Get Big Pivots

With snowpack in southwestern Colroado at 183% of average, a reservoir manager admits to a bit of the “pucker factor” as he contemplates spring runoff


by Dave Marston

Writers on the Range

Reservoir manager Ken Beck says wryly that he has lots of water coming his way in southwestern Colorado, “and I need a hole to put it in.”

Beck is the superintendent of Pine River Irrigation District and Vallecito Reservoir, which catches water from the 13,000- and 14,000-foot-high peaks of the Weminuche Wilderness. It’s a place so wild and beautiful that Teddy Roosevelt protected it in 1905 by creating the 1.8-million-acre San Juan National Forest.

The name Vallecito means “little valley” in Spanish, and the dam holds back water of the  Pine River for later use by Bayfield, a town of 2,838k people, as well as providing supplemental irrigation for 65,000 acres of Southern Ute tribal las well as non-tribal lands to the south.

This winter, the San Juan Mountains have produced a near-record snowpack. That melting snow is  now expected to produce 320,000 acre-feet of water for the river flowing into Vallecito. The 82-year-old reservoir, however, can only hold 125,000 acre-feet. What’s more, snow was still falling in early April.

In late March, Beck saw moisture going up dramatically. Any reservoir manager has to deal with uncertainty, but Beck’s job, which he has held for seven years, has an Achilles heel.

“I was told by the Bureau (of Reclamation) to manage my reservoir so I don’t use my spillway,” he says. “We’re restricted because of the needed repairs.”

Spillways are critical elements of any dam. When oncoming water overwhelms the intakes for hydroelectric and outlet works, excess water flows into the riverbed below. Beck has few options without the safety valve of a dependable spillway, yet he may be forced to use it.
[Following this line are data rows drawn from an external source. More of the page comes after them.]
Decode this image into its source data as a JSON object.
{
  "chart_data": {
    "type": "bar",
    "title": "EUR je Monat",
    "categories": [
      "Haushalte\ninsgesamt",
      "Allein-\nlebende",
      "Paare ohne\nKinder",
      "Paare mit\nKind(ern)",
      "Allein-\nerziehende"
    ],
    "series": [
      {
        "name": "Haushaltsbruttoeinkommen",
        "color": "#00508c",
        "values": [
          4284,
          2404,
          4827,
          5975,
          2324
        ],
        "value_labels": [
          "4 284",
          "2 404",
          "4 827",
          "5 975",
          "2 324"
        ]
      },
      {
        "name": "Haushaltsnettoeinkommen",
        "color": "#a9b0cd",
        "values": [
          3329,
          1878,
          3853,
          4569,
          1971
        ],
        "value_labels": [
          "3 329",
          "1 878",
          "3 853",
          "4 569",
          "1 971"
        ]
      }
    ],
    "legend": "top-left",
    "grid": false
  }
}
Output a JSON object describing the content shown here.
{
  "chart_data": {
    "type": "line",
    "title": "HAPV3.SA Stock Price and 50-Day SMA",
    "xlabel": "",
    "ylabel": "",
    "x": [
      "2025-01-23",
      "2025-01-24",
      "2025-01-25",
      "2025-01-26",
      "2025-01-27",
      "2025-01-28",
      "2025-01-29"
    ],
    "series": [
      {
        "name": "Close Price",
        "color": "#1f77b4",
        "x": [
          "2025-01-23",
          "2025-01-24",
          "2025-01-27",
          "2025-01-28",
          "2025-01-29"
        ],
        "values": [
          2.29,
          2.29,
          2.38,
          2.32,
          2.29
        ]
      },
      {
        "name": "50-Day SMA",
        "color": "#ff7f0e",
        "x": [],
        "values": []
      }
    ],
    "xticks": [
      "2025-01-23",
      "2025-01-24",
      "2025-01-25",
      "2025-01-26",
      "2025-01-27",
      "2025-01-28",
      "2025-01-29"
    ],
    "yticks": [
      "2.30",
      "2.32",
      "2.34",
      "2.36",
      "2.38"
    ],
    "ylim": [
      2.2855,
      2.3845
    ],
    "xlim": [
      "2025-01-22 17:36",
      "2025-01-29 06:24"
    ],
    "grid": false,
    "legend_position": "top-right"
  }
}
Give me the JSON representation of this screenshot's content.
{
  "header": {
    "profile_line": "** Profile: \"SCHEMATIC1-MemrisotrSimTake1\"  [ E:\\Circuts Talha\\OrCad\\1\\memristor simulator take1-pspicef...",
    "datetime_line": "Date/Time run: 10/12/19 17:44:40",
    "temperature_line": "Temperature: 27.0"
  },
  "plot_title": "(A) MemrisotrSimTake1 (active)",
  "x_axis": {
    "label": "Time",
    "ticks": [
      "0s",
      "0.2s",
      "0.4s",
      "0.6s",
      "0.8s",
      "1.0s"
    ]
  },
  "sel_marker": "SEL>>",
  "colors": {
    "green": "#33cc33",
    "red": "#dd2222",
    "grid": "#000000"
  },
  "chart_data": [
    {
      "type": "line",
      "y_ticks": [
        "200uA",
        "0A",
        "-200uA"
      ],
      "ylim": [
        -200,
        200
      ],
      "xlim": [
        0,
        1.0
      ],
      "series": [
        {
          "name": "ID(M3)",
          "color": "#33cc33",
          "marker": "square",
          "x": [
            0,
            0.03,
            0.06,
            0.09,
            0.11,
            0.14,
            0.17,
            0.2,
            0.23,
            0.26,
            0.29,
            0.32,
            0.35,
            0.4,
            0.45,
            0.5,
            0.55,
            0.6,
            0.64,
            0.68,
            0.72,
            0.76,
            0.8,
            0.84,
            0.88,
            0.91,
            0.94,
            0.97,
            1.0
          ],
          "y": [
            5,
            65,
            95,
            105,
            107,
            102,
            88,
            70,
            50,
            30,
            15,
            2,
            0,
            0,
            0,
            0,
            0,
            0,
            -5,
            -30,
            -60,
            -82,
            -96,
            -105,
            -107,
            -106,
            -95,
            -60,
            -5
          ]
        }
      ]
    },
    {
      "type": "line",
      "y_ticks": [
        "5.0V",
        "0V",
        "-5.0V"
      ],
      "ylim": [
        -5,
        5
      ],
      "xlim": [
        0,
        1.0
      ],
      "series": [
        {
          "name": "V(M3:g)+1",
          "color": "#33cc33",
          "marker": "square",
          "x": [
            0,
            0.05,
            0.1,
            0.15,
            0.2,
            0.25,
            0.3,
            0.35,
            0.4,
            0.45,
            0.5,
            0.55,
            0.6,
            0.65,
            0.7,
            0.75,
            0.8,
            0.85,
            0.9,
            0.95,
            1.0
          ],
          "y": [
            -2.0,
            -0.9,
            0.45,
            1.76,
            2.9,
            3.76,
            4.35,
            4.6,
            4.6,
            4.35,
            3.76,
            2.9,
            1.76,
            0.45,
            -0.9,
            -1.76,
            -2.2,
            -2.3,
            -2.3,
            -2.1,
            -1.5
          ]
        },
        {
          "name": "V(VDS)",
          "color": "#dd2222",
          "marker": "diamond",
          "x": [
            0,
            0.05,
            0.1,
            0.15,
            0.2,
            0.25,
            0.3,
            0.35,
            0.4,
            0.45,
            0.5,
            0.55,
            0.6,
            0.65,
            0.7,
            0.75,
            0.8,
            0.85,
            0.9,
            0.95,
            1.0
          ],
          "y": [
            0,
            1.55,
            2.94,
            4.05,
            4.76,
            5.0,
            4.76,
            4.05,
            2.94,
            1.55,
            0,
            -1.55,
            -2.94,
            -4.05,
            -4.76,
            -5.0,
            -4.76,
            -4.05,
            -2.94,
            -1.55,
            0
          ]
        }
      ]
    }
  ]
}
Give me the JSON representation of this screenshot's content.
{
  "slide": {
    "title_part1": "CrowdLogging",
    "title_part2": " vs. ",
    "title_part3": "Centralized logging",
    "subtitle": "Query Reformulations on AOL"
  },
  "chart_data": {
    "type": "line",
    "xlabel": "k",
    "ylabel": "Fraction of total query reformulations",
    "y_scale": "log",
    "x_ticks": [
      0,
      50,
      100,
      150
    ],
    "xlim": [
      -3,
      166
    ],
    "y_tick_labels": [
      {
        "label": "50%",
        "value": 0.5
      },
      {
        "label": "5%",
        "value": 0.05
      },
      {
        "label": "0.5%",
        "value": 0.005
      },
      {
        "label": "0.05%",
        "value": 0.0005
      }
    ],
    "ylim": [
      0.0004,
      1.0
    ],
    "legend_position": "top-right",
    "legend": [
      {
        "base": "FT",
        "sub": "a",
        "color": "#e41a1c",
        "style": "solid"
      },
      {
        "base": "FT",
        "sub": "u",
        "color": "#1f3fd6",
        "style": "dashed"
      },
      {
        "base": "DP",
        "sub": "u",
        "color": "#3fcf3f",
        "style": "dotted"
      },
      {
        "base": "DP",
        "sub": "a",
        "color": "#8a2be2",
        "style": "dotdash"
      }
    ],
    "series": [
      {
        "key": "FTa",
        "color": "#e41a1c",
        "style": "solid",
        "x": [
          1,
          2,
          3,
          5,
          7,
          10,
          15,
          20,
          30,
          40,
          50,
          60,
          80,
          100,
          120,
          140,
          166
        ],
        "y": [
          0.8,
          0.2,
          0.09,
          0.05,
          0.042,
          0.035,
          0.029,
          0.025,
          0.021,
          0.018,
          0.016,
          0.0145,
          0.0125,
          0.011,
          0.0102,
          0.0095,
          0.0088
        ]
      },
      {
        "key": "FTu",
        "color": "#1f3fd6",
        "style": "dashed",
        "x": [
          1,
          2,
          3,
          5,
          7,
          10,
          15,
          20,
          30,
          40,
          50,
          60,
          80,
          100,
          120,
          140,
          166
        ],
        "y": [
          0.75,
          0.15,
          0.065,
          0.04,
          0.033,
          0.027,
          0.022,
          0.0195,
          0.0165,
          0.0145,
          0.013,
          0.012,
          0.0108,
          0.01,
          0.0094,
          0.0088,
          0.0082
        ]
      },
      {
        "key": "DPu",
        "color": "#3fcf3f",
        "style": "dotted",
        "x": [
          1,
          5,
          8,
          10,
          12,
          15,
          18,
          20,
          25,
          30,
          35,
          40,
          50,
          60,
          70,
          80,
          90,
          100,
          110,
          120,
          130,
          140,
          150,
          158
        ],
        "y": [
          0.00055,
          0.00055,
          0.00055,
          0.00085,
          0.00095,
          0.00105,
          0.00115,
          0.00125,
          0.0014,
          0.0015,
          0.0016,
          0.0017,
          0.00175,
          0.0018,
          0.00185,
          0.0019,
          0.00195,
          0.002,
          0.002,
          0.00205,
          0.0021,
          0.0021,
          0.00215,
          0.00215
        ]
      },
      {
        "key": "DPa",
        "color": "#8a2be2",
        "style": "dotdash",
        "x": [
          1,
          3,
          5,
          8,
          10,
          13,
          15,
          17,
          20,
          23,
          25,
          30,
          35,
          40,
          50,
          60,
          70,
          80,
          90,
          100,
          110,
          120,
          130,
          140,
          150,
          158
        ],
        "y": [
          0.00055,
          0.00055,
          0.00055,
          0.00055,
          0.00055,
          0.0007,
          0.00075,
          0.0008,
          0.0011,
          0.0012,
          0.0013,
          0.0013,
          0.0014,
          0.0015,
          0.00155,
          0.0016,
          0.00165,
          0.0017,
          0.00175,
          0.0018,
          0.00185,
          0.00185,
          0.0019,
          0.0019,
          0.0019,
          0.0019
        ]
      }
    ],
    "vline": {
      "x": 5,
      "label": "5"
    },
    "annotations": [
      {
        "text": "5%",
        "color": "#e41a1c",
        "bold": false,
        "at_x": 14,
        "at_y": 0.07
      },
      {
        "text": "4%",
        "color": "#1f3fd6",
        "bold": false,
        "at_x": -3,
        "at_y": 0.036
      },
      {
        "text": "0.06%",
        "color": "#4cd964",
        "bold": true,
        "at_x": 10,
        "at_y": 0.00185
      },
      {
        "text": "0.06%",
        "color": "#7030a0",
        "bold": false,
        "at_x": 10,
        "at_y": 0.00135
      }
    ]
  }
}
Beck is well aware that dams can fail. Six major dams have failed in Colorado since 1950. The most disastrous was Lawn Lake, a dam inside Rocky Mountain Park. Failure of that dam killed three people and caused property damage of $31 million as it swept through Estes Park.

Vallecito Reservoir

Vallecito is a relatively small reservoir located northeast of Durango, in southwestern Colorado. But failure of even small reservoirs can have disastrous consequences. Undated photo/Visit Durango

Vallecito’s management challenges came to the fore after “the big wakeup call of 2017, when Lake Oroville fell apart in California,” beck says. California’s tallest dam, Oroville, resembles Vallecito in being earthen built. It nearly failed when its spillways began eroding during high runoff.

Soon after, Vallecito’s dam was closely inspected, revealing leaks and erosion in its spillway. The Bureau of Reclamation, which built the dam, patched up the spillway but also put the dam “under review.”

By the end of March, Beck had released 15 times more water daily than during the previous month. By late April, Beck estimates he will have rained  Vallecito Reservoir, formerly half-full, to to just 20%, better preparing for what could be an epic snowmelt.

In the arid West, this makes Beck a reservoir apostate. Spring is when reservoir managers follow a creed that’s been honed during periodic drought: Store as much water as possible as early as possible.

For Beck, that’s not wise. “But don’t mistake my being meek as weak,” he says. “I’ve got an Abe Lincoln style: Wrap good people around you and encourage them to say things you might not want to hear.”

Beck has surrounded himself with a team of straight shooters, though he relies most on Susan Behery, a Bureau of Reclamation hydrologic engineer, based in Durango. With Behery’s advice, Beck decided that Vallecito’s reservoir needed to be drawn down dramatically.

Evidence for doing that was obvious this winter as roofs sagged, driveways became mini-canyons, and snow at the nearby Purgatory ski area outside Durango reached 20 feet high in places. USDA SNOTEL sites above Vallecito Reservoir measured snowpacks at 170% and 180% of normal.

With so much big water ready to head their way, a reservoir manager might have decided to operate quietly and hope for the best. Instead, Behery says, Beck has been transparent with the public and collaborative. She admires Beck for it.

“I’m an engineer and nobody gets into engineering because they’re super good with people. I don’t do the fluffy stuff.”

Beck makes a lot of information available. He holds open meetings and emails a weekly newsletter to anyone interested. “A lot of people are asking why we’re turning out more water,” he says, “but I just met with farmers that say I haven’t brought it down enough.”

What does Beck predict will happen to his reservoir as snowmelt barrels toward Vallecito Reservoir?

“If spring rains come it will add to the pucker factor. But the spillway will hold,” he says.

But understandably, he’s a little bit on edge.